Thursday, 30 October 2008

Inferring niche membership from genetic diversity

Each Wednesday the Ecology and Evolution department run a journal club called Noon Illumination, and this week I volunteered to lead discussion on a recent article titled Resource Partitioning and Sympatric Differentiation Among Closely Related Bacterioplankton (Science 320: 1081-5), by Dana Hunt and colleagues based at MIT and Ghent. I originally prepared the presentation for a Bacterial Metagenomics workshop in Berlin this July, organized by Daniel Falush.

Of central interest in the paper is a novel methodology that infers habitat/niche based on ecological variables and DNA sequencing in the family of marine bacteria Vibrionaceae. That places it in the wider context of methods that attempt to predict phenotype (in this case niche) from genotype. Their approach is an elegant extension of familiar phylogenetic methods to model habitat switching over evolutionary time. Based on arguments put forward by Christophe Fraser and colleagues, the paper reasons that the ancestral habitat switches they detect are likely to be adaptive because the rate of recombination eclipses the mutation rate sufficiently to preclude the possibility of neutral genetic clustering.

However the high rate of recombination raises some difficulties of interpretation. The principal phylogenetic reconstruction was based on the hsp60 gene, but by sequencing other housekeeping genes, Hunt and colleagues found that in some cases, recombination between genes caused an artefactual habitat switch in the hsp60 ancestry that was not evident in the other genes. Using a permutation test, I found evidence for recombination within the vibrio hsp60 genes, which may confound the phylogenetic reconstruction of evolutionary relationships (Schierup and Hein 2000). On a more philosophical note, suppose you could directly observe ancestral habitat switches. Would that be strong evidence for adaptation? An association between habitat and genetic lineage is probably not sufficient to demonstrate the action of natural selection. On the other hand, frequent recombination could empower genome-wide scans for extreme association between genes and habitats, that would provide stronger support for adaptation.

You can view a PDF of the presentation of this stimulating article in our journal club here.

Tuesday, 15 July 2008

Exchange with the Institut Pasteur

My position at the University of Chicago is funded by a grant awarded to Molly by the National Institutes of Health (NIH) to detect the signature that natural selection has left on the human genome. One of our collaborations is with the human genetics lab of Lluis Quintana-Murci at the Institut Pasteur in Paris, and I'm making the first of a number of exchange visits to strengthen the ties between two labs.

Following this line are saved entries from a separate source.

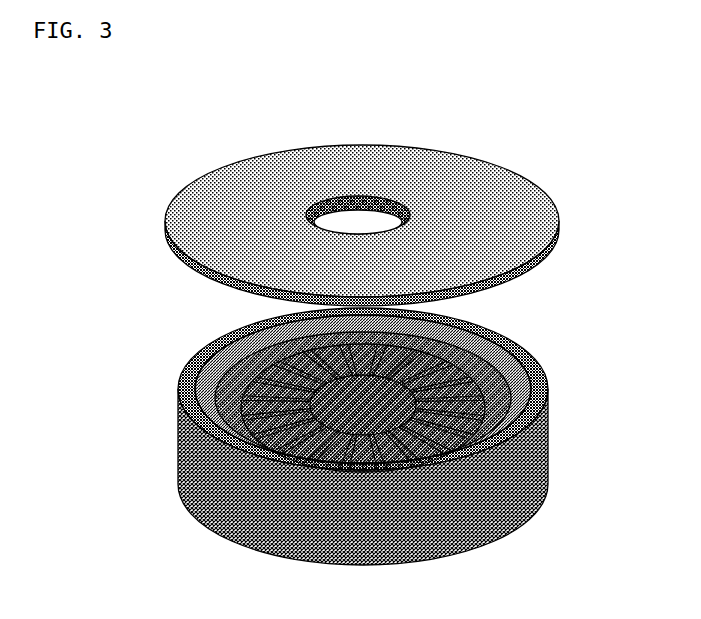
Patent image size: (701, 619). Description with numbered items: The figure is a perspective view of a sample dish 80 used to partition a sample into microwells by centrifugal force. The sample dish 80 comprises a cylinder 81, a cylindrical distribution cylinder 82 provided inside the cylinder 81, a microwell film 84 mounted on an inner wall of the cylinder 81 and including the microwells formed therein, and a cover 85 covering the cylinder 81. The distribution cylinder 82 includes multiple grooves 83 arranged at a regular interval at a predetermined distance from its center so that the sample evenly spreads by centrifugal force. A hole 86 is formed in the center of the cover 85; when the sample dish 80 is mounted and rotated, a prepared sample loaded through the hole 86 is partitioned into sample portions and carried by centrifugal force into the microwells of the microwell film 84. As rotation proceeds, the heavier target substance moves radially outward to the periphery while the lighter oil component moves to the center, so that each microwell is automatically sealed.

The sample dish 80 is at (532, 121).
The cylinder 81 is at (548, 434).
The distribution cylinder 82 is at (551, 383).
The grooves 83 is at (458, 547).
The microwell film 84 is at (530, 344).
The cover 85 is at (402, 197).
The hole 86 is at (372, 213).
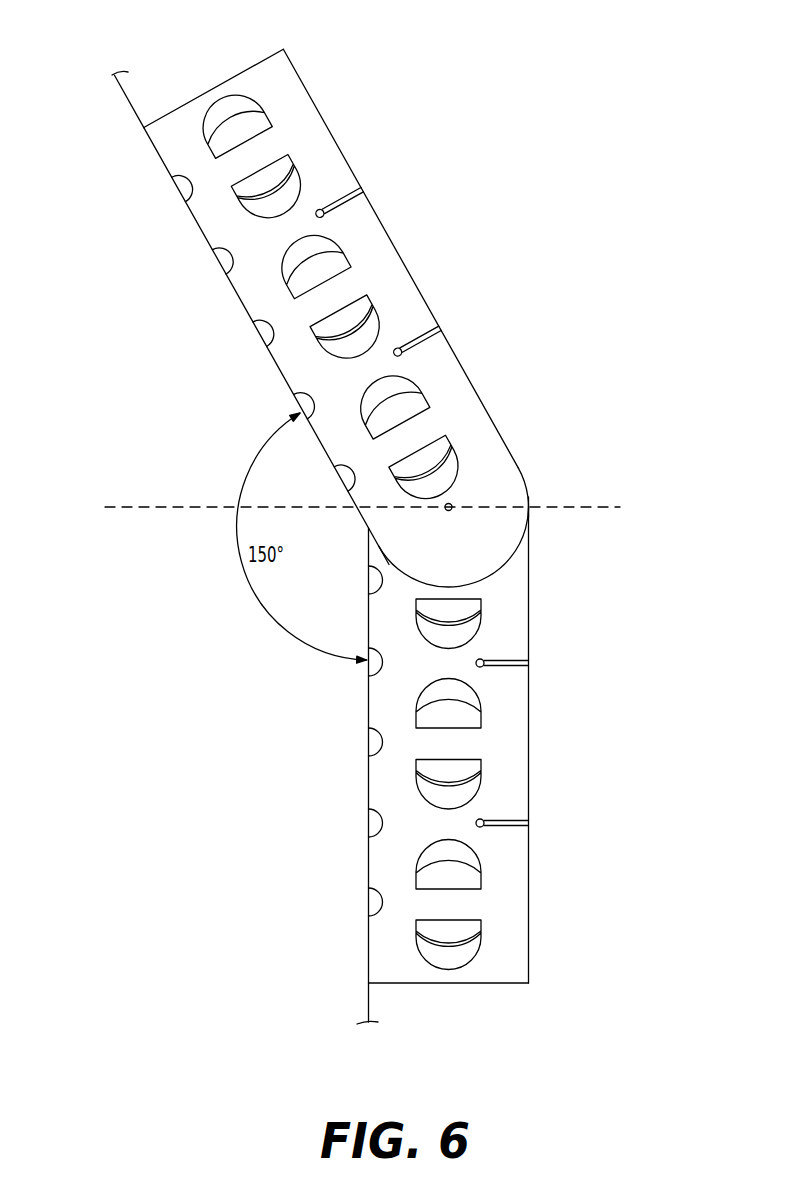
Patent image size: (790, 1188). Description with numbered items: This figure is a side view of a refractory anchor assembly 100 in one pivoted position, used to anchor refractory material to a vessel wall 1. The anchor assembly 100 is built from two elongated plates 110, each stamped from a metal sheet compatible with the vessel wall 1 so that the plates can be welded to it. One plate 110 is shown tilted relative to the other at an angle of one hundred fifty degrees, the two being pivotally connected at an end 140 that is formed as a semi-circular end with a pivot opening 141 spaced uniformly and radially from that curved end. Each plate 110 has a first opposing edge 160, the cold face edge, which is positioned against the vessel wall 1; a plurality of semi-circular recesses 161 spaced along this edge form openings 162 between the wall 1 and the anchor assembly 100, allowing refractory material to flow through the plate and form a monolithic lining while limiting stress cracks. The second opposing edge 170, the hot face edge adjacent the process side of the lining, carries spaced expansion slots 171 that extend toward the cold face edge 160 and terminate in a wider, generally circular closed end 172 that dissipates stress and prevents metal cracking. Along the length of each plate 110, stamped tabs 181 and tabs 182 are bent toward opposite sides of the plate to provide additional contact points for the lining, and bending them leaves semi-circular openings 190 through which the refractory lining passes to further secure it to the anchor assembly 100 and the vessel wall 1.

The vessel wall 1 is at (127, 97).
The anchor assembly 100 is at (592, 276).
The elongated plate 110 is at (359, 531).
The end 140 is at (545, 485).
The pivot opening 141 is at (455, 505).
The first opposing edge 160 is at (195, 238).
The recesses 161 is at (183, 185).
The openings 162 is at (226, 264).
The second opposing edge 170 is at (415, 266).
The expansion slots 171 is at (346, 190).
The closed end 172 is at (367, 217).
The tabs 181 is at (233, 118).
The tabs 182 is at (284, 160).
The openings 190 is at (465, 633).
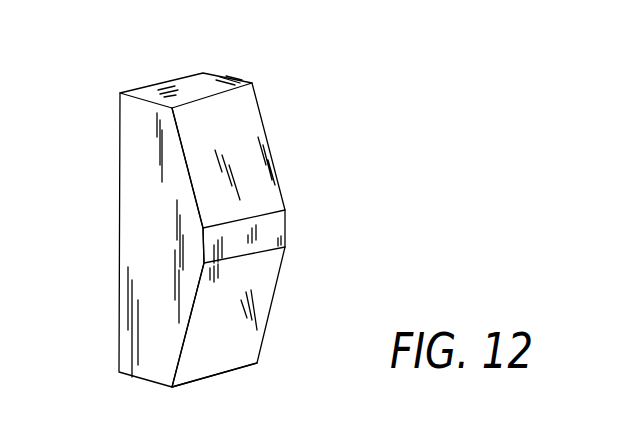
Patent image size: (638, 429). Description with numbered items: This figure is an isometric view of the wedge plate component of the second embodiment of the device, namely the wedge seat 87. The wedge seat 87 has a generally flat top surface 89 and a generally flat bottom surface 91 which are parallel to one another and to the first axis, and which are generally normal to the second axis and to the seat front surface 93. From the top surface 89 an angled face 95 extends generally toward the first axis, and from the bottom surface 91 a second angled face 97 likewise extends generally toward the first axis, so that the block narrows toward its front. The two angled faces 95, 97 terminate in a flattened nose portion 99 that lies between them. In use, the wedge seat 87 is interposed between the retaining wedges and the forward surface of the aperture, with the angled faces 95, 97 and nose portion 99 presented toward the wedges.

The wedge seat 87 is at (302, 97).
The top surface 89 is at (210, 80).
The bottom surface 91 is at (233, 370).
The seat front surface 93 is at (120, 148).
The angled face 95 is at (250, 143).
The angled face 97 is at (252, 302).
The flattened nose portion 99 is at (267, 233).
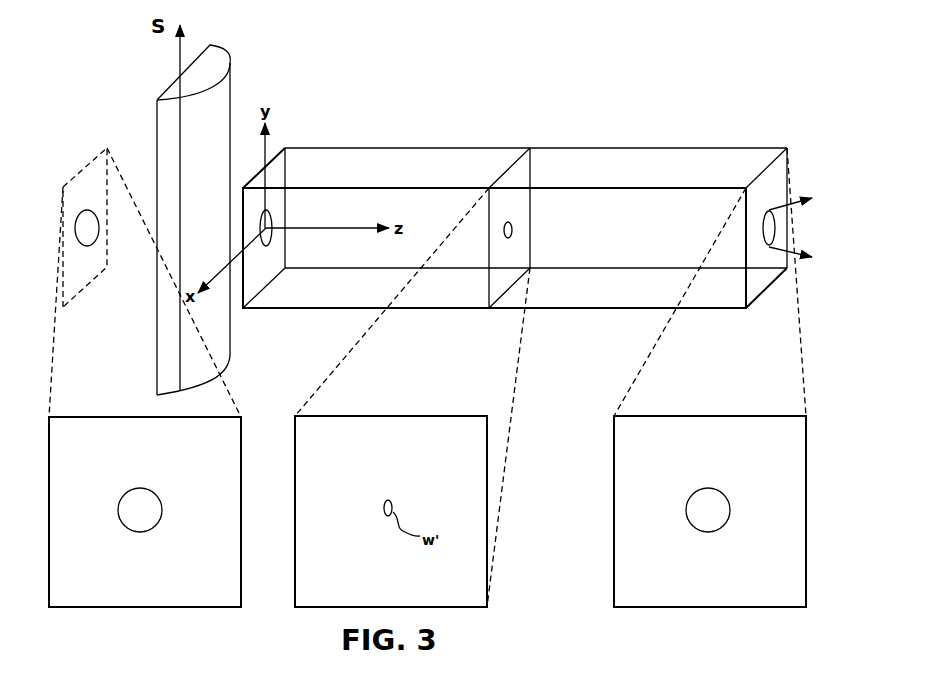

Lluis' group are interested in the selection pressure that pathogens have exerted on the human genome, and in particular a family of genes involved in the immune system known as toll-like receptors. The idea is that together we develop methods to detect and quantify selection in these genes by comparison to neutral regions in individuals from around the world. Among the people involved in the project is Luis Barreiro, a post-doc who has just arrived in the Human Genetics department at Chicago from the Institut Pasteur.

In Paris I've been participating in group meetings, offering my opinion on manuscripts coming out of Lluis' lab, and discussing with lab members how we might analyze the DNA sequence data they're producing. I've also been acquainting myself with the produce of Château des Ravatys (the Institut Pasteur vinyard) and celebrating the 14 Juillet (photo).